Ce snapshot est issu d’un travail de recherche conjoint entre l’ONG marocaine Association Migration Internationale (AMI) et le MMC. Il explore les réalités de l’emploi et les besoins éducatifs des jeunes migrant·e·s (âgé·e·s de 18 à 24 ans) au Maroc, sur la base des données recueillies par l’AMI. Ce snapshot fait partie d’une série visant à informer les programmes de protection, d’éducation et d’inclusion socio-économique des jeunes et des enfants migrant·e·s en Afrique de l’Ouest et du Nord. Ces efforts représentent la première phase du projet Enfants et jeunes sur les routes migratoires en Afrique de l’Ouest et du Nord (EJM) mené par Helvetas et Terre des hommes, avec le soutien financier de la Direction du développement et de la coopération (DDC) suisse.1
Principales conclusions
• Plus de la moitié (59%) des répondant∙e∙s ont une source de revenus au Maroc.
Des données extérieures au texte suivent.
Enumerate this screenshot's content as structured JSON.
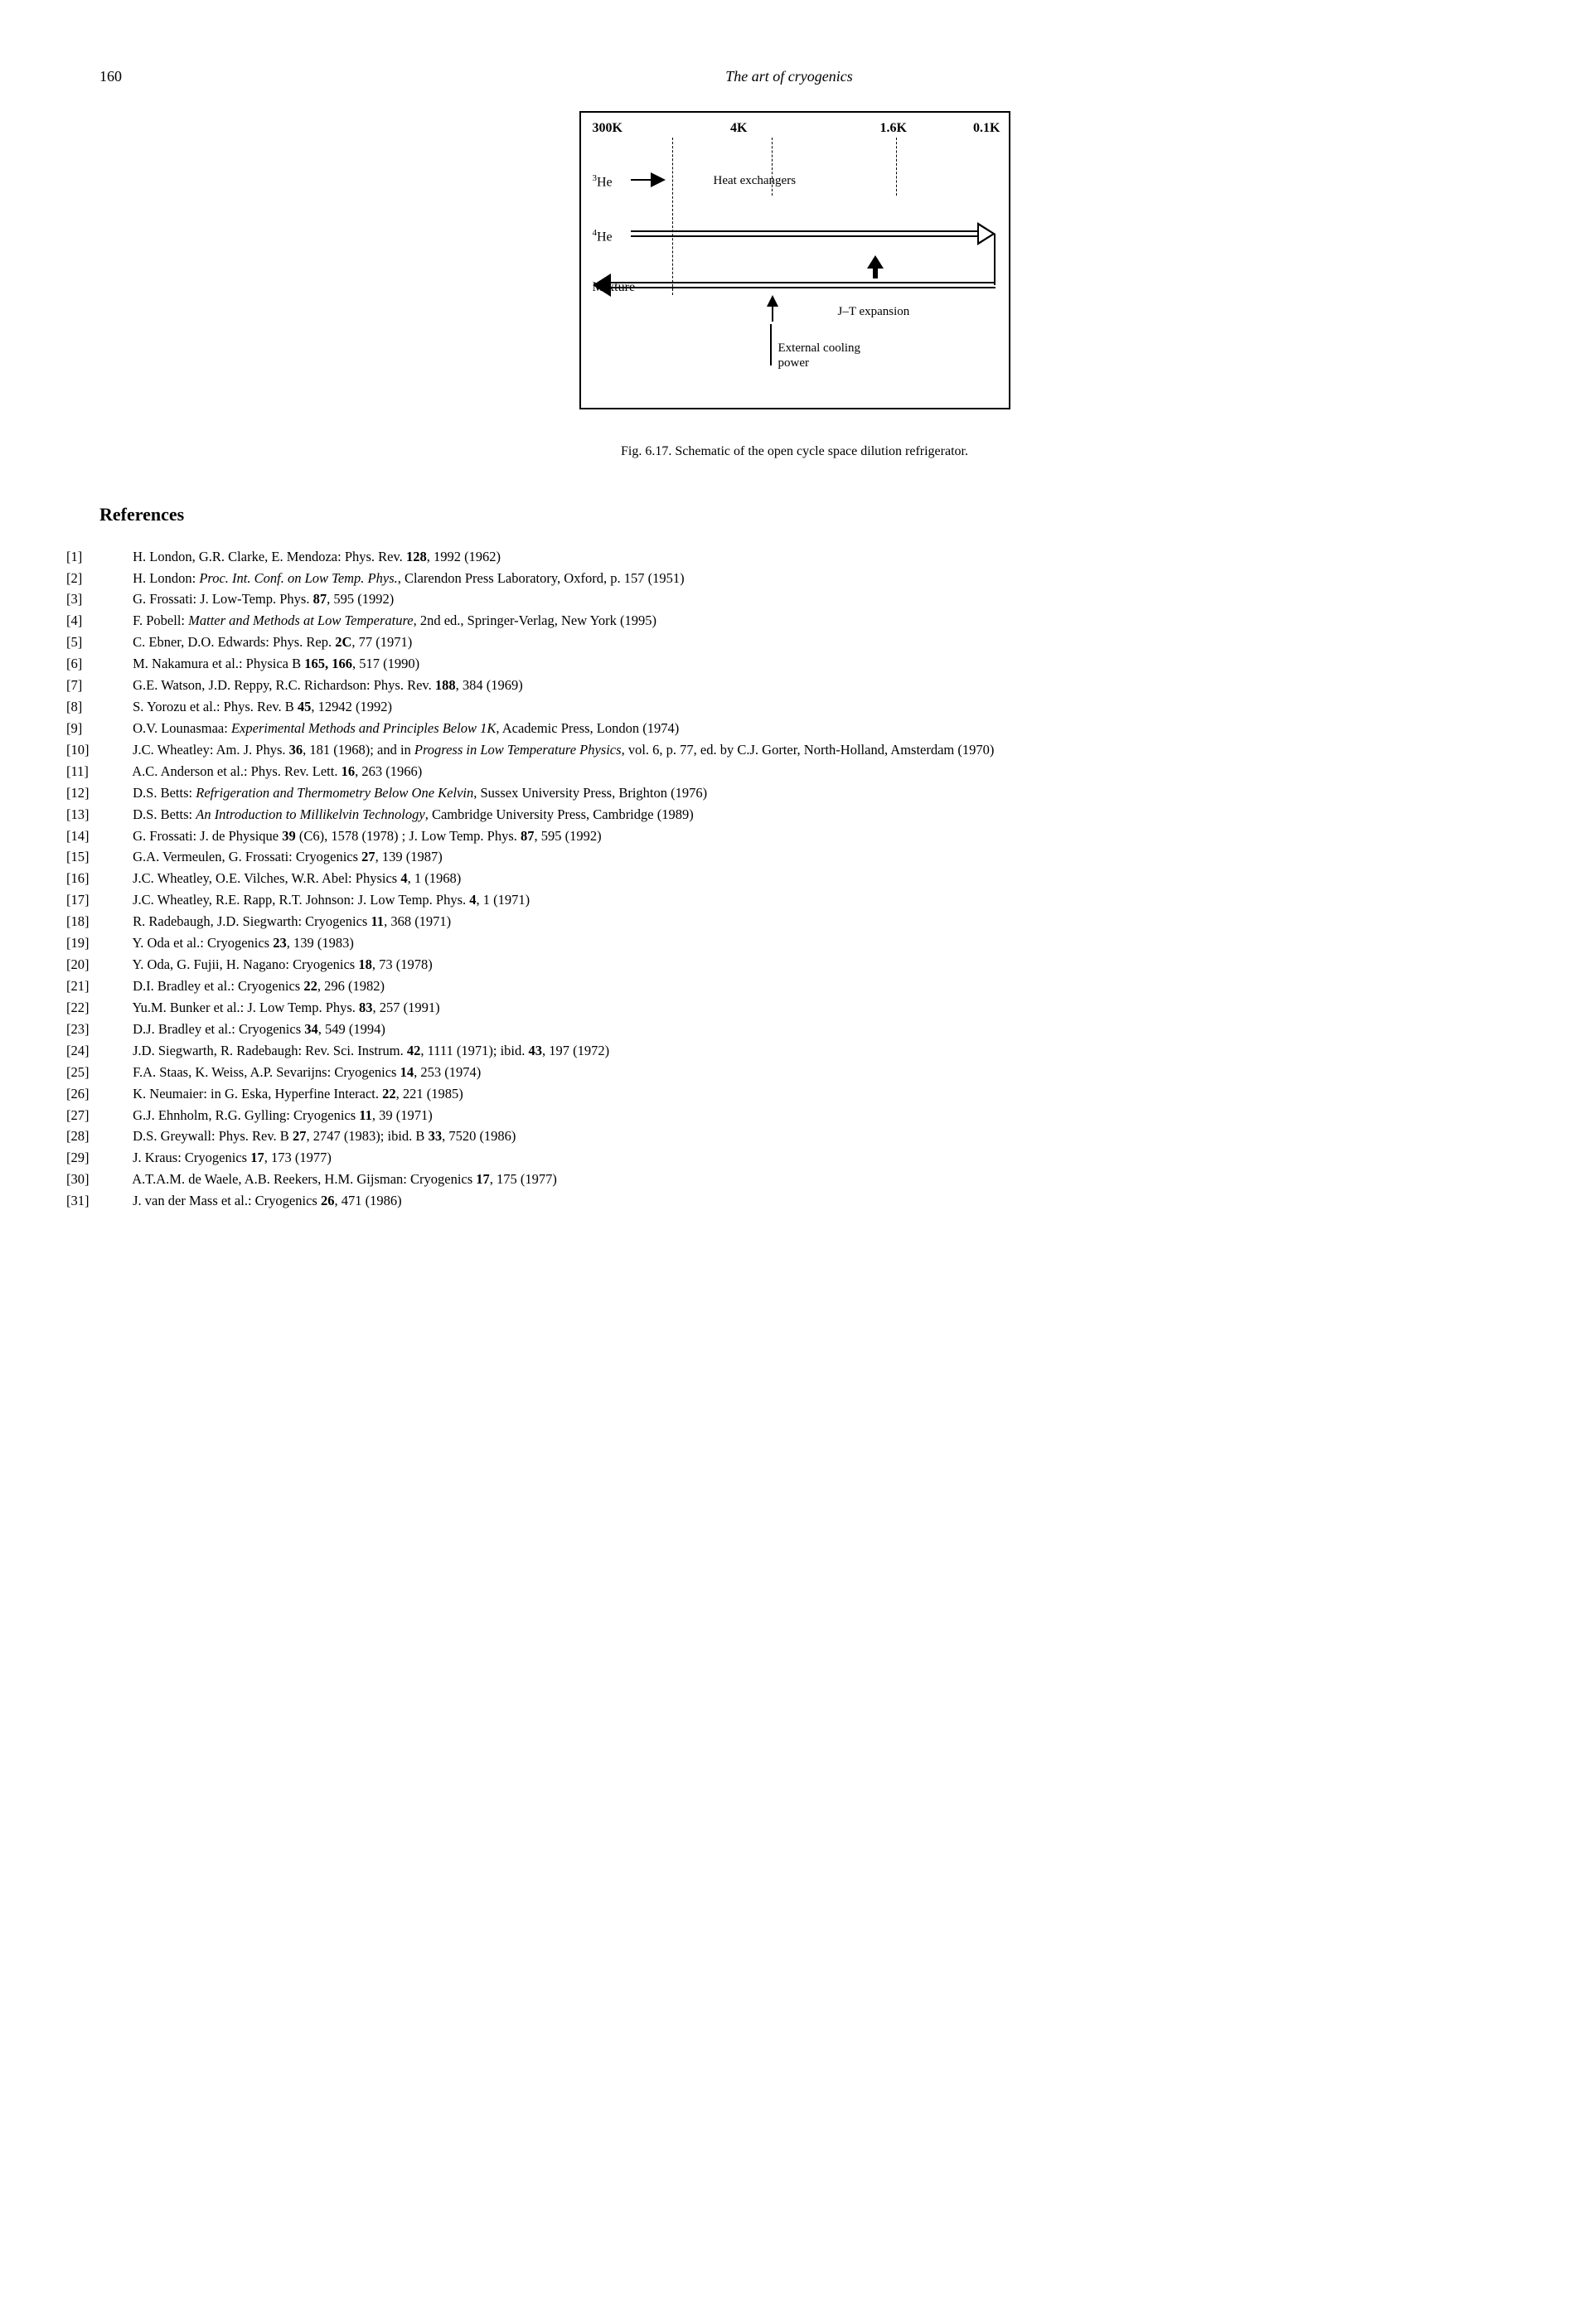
{
  "page_number": "160",
  "running_title": "The art of cryogenics",
  "figure": {
    "temps": [
      "300K",
      "4K",
      "1.6K",
      "0.1K"
    ],
    "rows": [
      "³He",
      "⁴He",
      "Mixture"
    ],
    "labels": {
      "heat_exchangers": "Heat exchangers",
      "jt_expansion": "J–T expansion",
      "external_cooling": "External cooling power"
    },
    "caption": "Fig. 6.17.  Schematic of the open cycle space dilution refrigerator."
  },
  "references_heading": "References",
  "references": [
    {
      "num": "[1]",
      "text": "H. London, G.R. Clarke, E. Mendoza: Phys. Rev. <b>128</b>, 1992 (1962)"
    },
    {
      "num": "[2]",
      "text": "H. London: <i>Proc. Int. Conf. on Low Temp. Phys.</i>, Clarendon Press Laboratory, Oxford, p. 157 (1951)"
    },
    {
      "num": "[3]",
      "text": "G. Frossati: J. Low-Temp. Phys. <b>87</b>, 595 (1992)"
    },
    {
      "num": "[4]",
      "text": "F. Pobell: <i>Matter and Methods at Low Temperature</i>, 2nd ed., Springer-Verlag, New York (1995)"
    },
    {
      "num": "[5]",
      "text": "C. Ebner, D.O. Edwards: Phys. Rep. <b>2C</b>, 77 (1971)"
    },
    {
      "num": "[6]",
      "text": "M. Nakamura et al.: Physica B <b>165, 166</b>, 517 (1990)"
    },
    {
      "num": "[7]",
      "text": "G.E. Watson, J.D. Reppy, R.C. Richardson: Phys. Rev. <b>188</b>, 384 (1969)"
    },
    {
      "num": "[8]",
      "text": "S. Yorozu et al.: Phys. Rev. B <b>45</b>, 12942 (1992)"
    },
    {
      "num": "[9]",
      "text": "O.V. Lounasmaa: <i>Experimental Methods and Principles Below 1K</i>, Academic Press, London (1974)"
    },
    {
      "num": "[10]",
      "text": "J.C. Wheatley: Am. J. Phys. <b>36</b>, 181 (1968); and in <i>Progress in Low Temperature Physics</i>, vol. 6, p. 77, ed. by C.J. Gorter, North-Holland, Amsterdam (1970)"
    },
    {
      "num": "[11]",
      "text": "A.C. Anderson et al.: Phys. Rev. Lett. <b>16</b>, 263 (1966)"
    },
    {
      "num": "[12]",
      "text": "D.S. Betts: <i>Refrigeration and Thermometry Below One Kelvin</i>, Sussex University Press, Brighton (1976)"
    },
    {
      "num": "[13]",
      "text": "D.S. Betts: <i>An Introduction to Millikelvin Technology</i>, Cambridge University Press, Cambridge (1989)"
    },
    {
      "num": "[14]",
      "text": "G. Frossati: J. de Physique <b>39</b> (C6), 1578 (1978) ; J. Low Temp. Phys. <b>87</b>, 595 (1992)"
    },
    {
      "num": "[15]",
      "text": "G.A. Vermeulen, G. Frossati: Cryogenics <b>27</b>, 139 (1987)"
    },
    {
      "num": "[16]",
      "text": "J.C. Wheatley, O.E. Vilches, W.R. Abel: Physics <b>4</b>, 1 (1968)"
    },
    {
      "num": "[17]",
      "text": "J.C. Wheatley, R.E. Rapp, R.T. Johnson: J. Low Temp. Phys. <b>4</b>, 1 (1971)"
    },
    {
      "num": "[18]",
      "text": "R. Radebaugh, J.D. Siegwarth: Cryogenics <b>11</b>, 368 (1971)"
    },
    {
      "num": "[19]",
      "text": "Y. Oda et al.: Cryogenics <b>23</b>, 139 (1983)"
    },
    {
      "num": "[20]",
      "text": "Y. Oda, G. Fujii, H. Nagano: Cryogenics <b>18</b>, 73 (1978)"
    },
    {
      "num": "[21]",
      "text": "D.I. Bradley et al.: Cryogenics <b>22</b>, 296 (1982)"
    },
    {
      "num": "[22]",
      "text": "Yu.M. Bunker et al.: J. Low Temp. Phys. <b>83</b>, 257 (1991)"
    },
    {
      "num": "[23]",
      "text": "D.J. Bradley et al.: Cryogenics <b>34</b>, 549 (1994)"
    },
    {
      "num": "[24]",
      "text": "J.D. Siegwarth, R. Radebaugh: Rev. Sci. Instrum. <b>42</b>, 1111 (1971); ibid. <b>43</b>, 197 (1972)"
    },
    {
      "num": "[25]",
      "text": "F.A. Staas, K. Weiss, A.P. Sevarijns: Cryogenics <b>14</b>, 253 (1974)"
    },
    {
      "num": "[26]",
      "text": "K. Neumaier: in G. Eska, Hyperfine Interact. <b>22</b>, 221 (1985)"
    },
    {
      "num": "[27]",
      "text": "G.J. Ehnholm, R.G. Gylling: Cryogenics <b>11</b>, 39 (1971)"
    },
    {
      "num": "[28]",
      "text": "D.S. Greywall: Phys. Rev. B <b>27</b>, 2747 (1983); ibid. B <b>33</b>, 7520 (1986)"
    },
    {
      "num": "[29]",
      "text": "J. Kraus: Cryogenics <b>17</b>, 173 (1977)"
    },
    {
      "num": "[30]",
      "text": "A.T.A.M. de Waele, A.B. Reekers, H.M. Gijsman: Cryogenics <b>17</b>, 175 (1977)"
    },
    {
      "num": "[31]",
      "text": "J. van der Mass et al.: Cryogenics <b>26</b>, 471 (1986)"
    }
  ]
}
L’accès à une source de revenus est plus courant dans les grands pôles économiques comme à Casablanca (85%) et Rabat (74%) par rapport à Oujda (13%), qui est davantage une zone de transit court.
• Les jeunes interrogé·e·s ayant un emploi ont indiqué exercer principalement dans le secteur de la construction (45%), au sein de petites entreprises (31%) et dans le domaine domestique (15%). Ces secteurs présentent généralement une structure informelle, des niveaux de rémunération modestes ainsi qu’une protection sociale limitée.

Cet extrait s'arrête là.